Quelques-uns des 24 participants ont reçu du LSD et un médicament appelé kétansérine, un inhibiteur des récepteurs de la sérotonine. Et bien sûr, lorsqu’ils ont rempli le questionnaire 5-Dimensions Altered States of Consciousness pour découvrir qui avait vécu une expérience psychédélique, ils ont constaté que « tous les effets du LSD étaient bloqués par la kétansérine. Ils ont démontré également que le LSD perturbait un important circuit de régions du cerveau. L’activité sérotoninergique altérée réduit l’influence du striatum sur le thalamus, qui à son tour ouvre le filtre thalamique à une partie spécifique du cortex appelée PCC (cingulate cortex postérieur).
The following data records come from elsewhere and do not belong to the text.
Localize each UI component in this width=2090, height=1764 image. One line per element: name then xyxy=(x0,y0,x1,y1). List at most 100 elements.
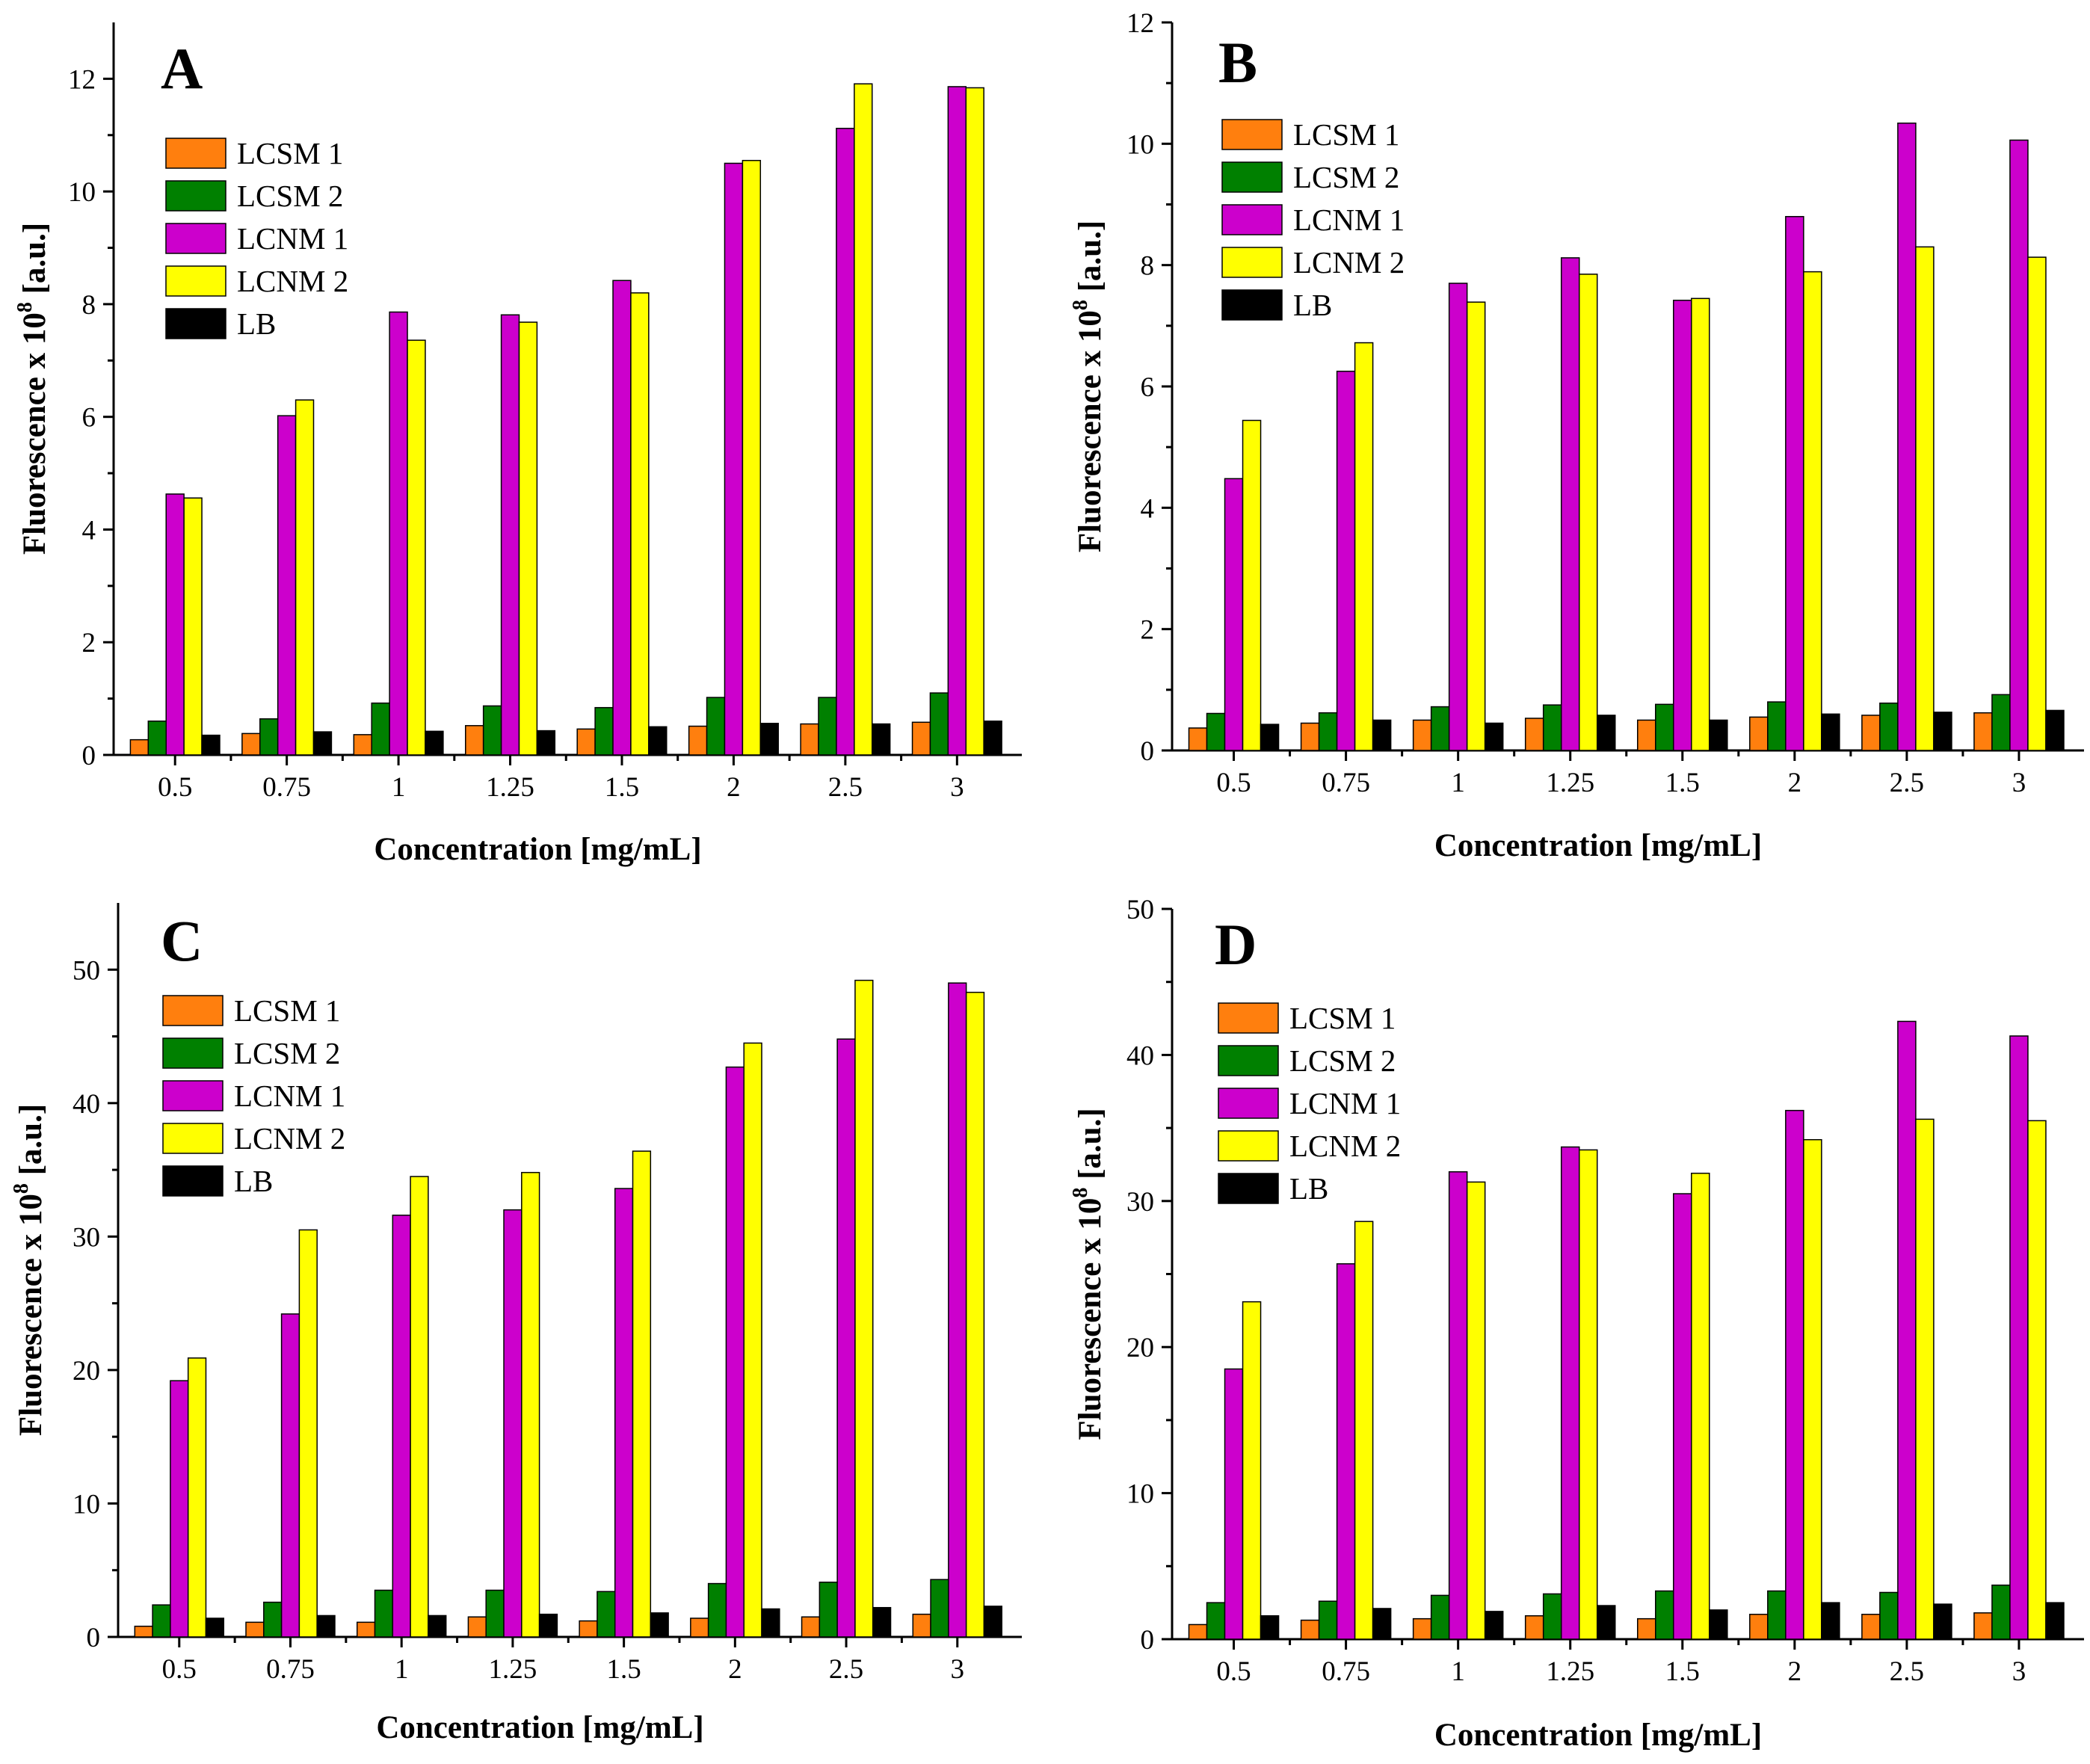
x-tick-label: 2 xyxy=(1788,1656,1802,1687)
x-axis-title: Concentration [mg/mL] xyxy=(376,1710,703,1745)
bar-lcnm-2 xyxy=(965,87,984,756)
y-axis-title-exponent: 8 xyxy=(1069,1188,1092,1198)
bar-lcsm-2 xyxy=(1991,694,2011,751)
bar-lcsm-2 xyxy=(1206,712,1226,751)
x-tick-label: 3 xyxy=(2012,768,2026,798)
bar-lcsm-2 xyxy=(1430,1594,1450,1640)
x-tick-label: 1 xyxy=(1451,1656,1465,1687)
bar-lcsm-2 xyxy=(597,1591,616,1638)
legend-label: LB xyxy=(1293,288,1332,322)
bar-lb xyxy=(1260,724,1280,751)
bar-lb xyxy=(1484,722,1504,751)
bar-lcnm-1 xyxy=(1560,257,1580,751)
legend-swatch xyxy=(1218,1002,1279,1034)
bar-lcnm-1 xyxy=(1897,1020,1917,1640)
bar-lcnm-2 xyxy=(1242,419,1262,751)
bar-lcsm-1 xyxy=(911,721,931,756)
chart-panel-D: 0 10 20 30 40 50 0.5 0.75 1 1.25 1.5 2 2.5 3 D Concentr… xyxy=(1069,895,2084,1753)
y-tick-label: 4 xyxy=(1141,493,1155,524)
bar-lcnm-1 xyxy=(1673,1193,1692,1640)
x-tick-label: 0.5 xyxy=(158,772,192,803)
legend-label: LCSM 2 xyxy=(1293,160,1399,194)
x-tick-label: 2.5 xyxy=(1890,768,1924,798)
bar-lcnm-2 xyxy=(1466,1181,1486,1640)
bar-lcnm-2 xyxy=(632,1150,652,1638)
bar-lcsm-2 xyxy=(259,718,279,756)
y-tick-label: 40 xyxy=(1126,1040,1154,1071)
x-tick-label: 1.5 xyxy=(605,772,639,803)
legend-label: LCNM 2 xyxy=(1289,1129,1401,1163)
bar-lcnm-1 xyxy=(1224,1368,1244,1640)
legend-swatch xyxy=(1218,1045,1279,1076)
bar-lcnm-1 xyxy=(280,1313,300,1638)
bar-lcnm-1 xyxy=(1224,478,1244,751)
bar-lcsm-2 xyxy=(1879,1591,1899,1640)
bar-lcsm-1 xyxy=(1861,1614,1881,1640)
y-tick-label: 30 xyxy=(1126,1187,1154,1218)
bar-lcnm-2 xyxy=(1242,1301,1262,1640)
bar-lcsm-2 xyxy=(1206,1602,1226,1640)
bar-lcsm-2 xyxy=(1655,1590,1674,1640)
panel-letter: B xyxy=(1218,30,1257,95)
bar-lcnm-1 xyxy=(1448,1171,1468,1640)
x-tick-label: 0.75 xyxy=(1322,1656,1370,1687)
bar-lcnm-2 xyxy=(1803,1138,1822,1640)
bar-lcnm-2 xyxy=(2027,1120,2047,1640)
x-tick-label: 1.5 xyxy=(1665,1656,1700,1687)
bar-lcnm-1 xyxy=(277,415,297,756)
bar-lcsm-1 xyxy=(1188,1623,1208,1640)
y-axis-title: Fluorescence x 108 [a.u.] xyxy=(10,1104,49,1436)
x-tick-label: 0.5 xyxy=(1216,768,1251,798)
bar-lb xyxy=(201,734,221,756)
legend-label: LCSM 2 xyxy=(234,1036,340,1070)
y-tick-label: 4 xyxy=(82,515,96,546)
bar-lb xyxy=(425,730,444,756)
chart-panel-B: 0 2 4 6 8 10 12 0.5 0.75 1 1.25 1.5 2 2.5 3 B Concentrat… xyxy=(1069,8,2084,863)
bar-lcsm-1 xyxy=(576,728,596,756)
y-tick-label: 0 xyxy=(82,741,96,771)
legend-swatch xyxy=(1221,204,1283,235)
legend-swatch xyxy=(1221,247,1283,278)
x-tick-label: 1.25 xyxy=(1546,768,1594,798)
bar-lcnm-2 xyxy=(295,399,315,756)
bar-lcsm-2 xyxy=(1430,706,1450,751)
bar-lcnm-2 xyxy=(1466,301,1486,751)
legend-label: LCNM 2 xyxy=(1293,245,1405,280)
bar-lcnm-1 xyxy=(836,127,855,756)
bar-lcnm-2 xyxy=(1354,342,1374,751)
legend-label: LB xyxy=(237,306,276,341)
bar-lcnm-1 xyxy=(165,493,185,756)
bar-lcsm-1 xyxy=(241,733,261,756)
legend-label: LCNM 1 xyxy=(1293,203,1405,237)
x-tick-label: 0.75 xyxy=(1322,768,1370,798)
bar-lcsm-1 xyxy=(579,1620,598,1638)
bar-lcnm-2 xyxy=(521,1171,540,1638)
bar-lcnm-1 xyxy=(170,1380,189,1638)
x-axis-title: Concentration [mg/mL] xyxy=(1434,1718,1762,1753)
y-tick-label: 0 xyxy=(87,1623,101,1653)
legend-label: LB xyxy=(1289,1171,1328,1206)
bar-lcsm-2 xyxy=(482,705,502,756)
legend-swatch xyxy=(1218,1088,1279,1119)
legend-label: LCNM 1 xyxy=(1289,1086,1401,1120)
bar-lcsm-2 xyxy=(1655,703,1674,751)
bar-lcnm-2 xyxy=(1578,274,1598,751)
legend: LCSM 1 LCSM 2 LCNM 1 LCNM 2 LB xyxy=(1221,117,1405,322)
y-tick-label: 20 xyxy=(1126,1333,1154,1363)
y-tick-label: 10 xyxy=(68,177,96,208)
x-tick-label: 3 xyxy=(2012,1656,2026,1687)
bar-lb xyxy=(536,730,556,756)
chart-panel-A: 0 2 4 6 8 10 12 0.5 0.75 1 1.25 1.5 2 2.5 3 A Concentrat… xyxy=(13,22,1022,867)
x-tick-label: 1.25 xyxy=(1546,1656,1594,1687)
bar-lcsm-1 xyxy=(690,1617,709,1638)
bar-lb xyxy=(312,731,333,756)
bar-lcsm-1 xyxy=(688,725,708,756)
bar-lcnm-1 xyxy=(389,311,408,756)
legend-swatch xyxy=(162,1123,224,1154)
x-tick-label: 1.5 xyxy=(606,1654,641,1685)
bar-lcsm-2 xyxy=(152,1604,171,1638)
bar-lcnm-2 xyxy=(1578,1149,1598,1640)
bar-lcnm-1 xyxy=(1897,122,1917,751)
bar-lcsm-2 xyxy=(263,1601,283,1638)
x-tick-label: 3 xyxy=(950,772,964,803)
Le CCP jouera sûrement un rôle important dans la recherche psychédélique future.
« En particulier, les résultats actuels mettent en évidence le rôle du lien thalamus-CCP dans les effets des psychédéliques, » écrivent-ils.
Bien que le thalamus et le CCP paraissent être des zones importantes sur lesquelles se concentrer, d’autres études ont révélé les effets du LSD sur plusieurs parties du cerveau interconnectées. En 2018, des scientifiques espagnols ont montré que le LSD « réinitialisait » les connexions existantes du cerveau, offrant la possibilité de traiter des troubles persistants comme la dépression, la dépendance et le SSPT. La même année, des chercheurs de l’Université de Californie à Davis ont montré que les neurones traités avec du LSD possédaient plus de « branches » pour se connecter aux cellules voisines.
En attendant de mieux comprendre le LSD, méditez là-dessus : Les personnes qui consomment du LSD déclarent ressentir un plus grand sentiment de connectivité vis-à-vis de l’univers, de la même façon, les neurones du cerveau sous l’influence des psychédéliques sont de plus en plus connectés, eux aussi.
Résumé : Les psychédéliques agissent de façon unique sur la conscience humaine. Le modèle du filtre thalamique suggère que les effets fondamentaux des psychédéliques peuvent résulter de déficits de filtre, basés sur une désintégration du traitement de l’information dans les boucles de rétroaction cortico-striato-thalamo-cortical (CSTC). Pour vérifier cette hypothèse, nous avons caractérisé les changements dans la connectivité dirigée (effective) entre certaines régions du CTSC après l’administration aiguë de diéthylamide d’acide lysergique (LSD) et après un prétraitement avec la kétansérine (un antagoniste sélectif du récepteur de la sérotonine 2A) plus le LSD dans une étude à double insu, aléatoire, contrôlée par placebo et croisée chez 25 participants sains. Nous avons utilisé la modélisation dynamique causale spectrale (MCD) pour les données IRMf à l’état de repos. Des modèles DCM entièrement connectés ont été spécifiés pour chaque condition de traitement afin d’étudier la connectivité entre les zones suivantes : thalamus, striatum ventral, cortex cingulaire postérieur, et cortex temporal. Nos résultats confirment les principales prédictions proposées dans le modèle du CSTC et fournissent la preuve que le LSD modifie la connectivité effective au sein des voies du CSTC qui ont été impliquées dans la transmission de l’information sensorielle et sensorimotrice vers le cortex. En particulier, le LSD a augmenté la connectivité effective du thalamus vers le cortex cingulaire postérieur d’une manière qui dépendait de l’activation des récepteurs de la sérotonine 2A, et diminué la connectivité effective du striatum ventral vers le thalamus indépendamment de l’activation du récepteur de la sérotonine 2A. Ensemble, ces résultats font progresser notre compréhension mécaniste de l’action des psychédéliques sur la santé et la maladie. Ceci est important pour le développement de nouveaux traitements pharmacologiques et nous permet également de mieux comprendre les mécanismes qui sous-tendent l’efficacité clinique potentielle des psychédéliques.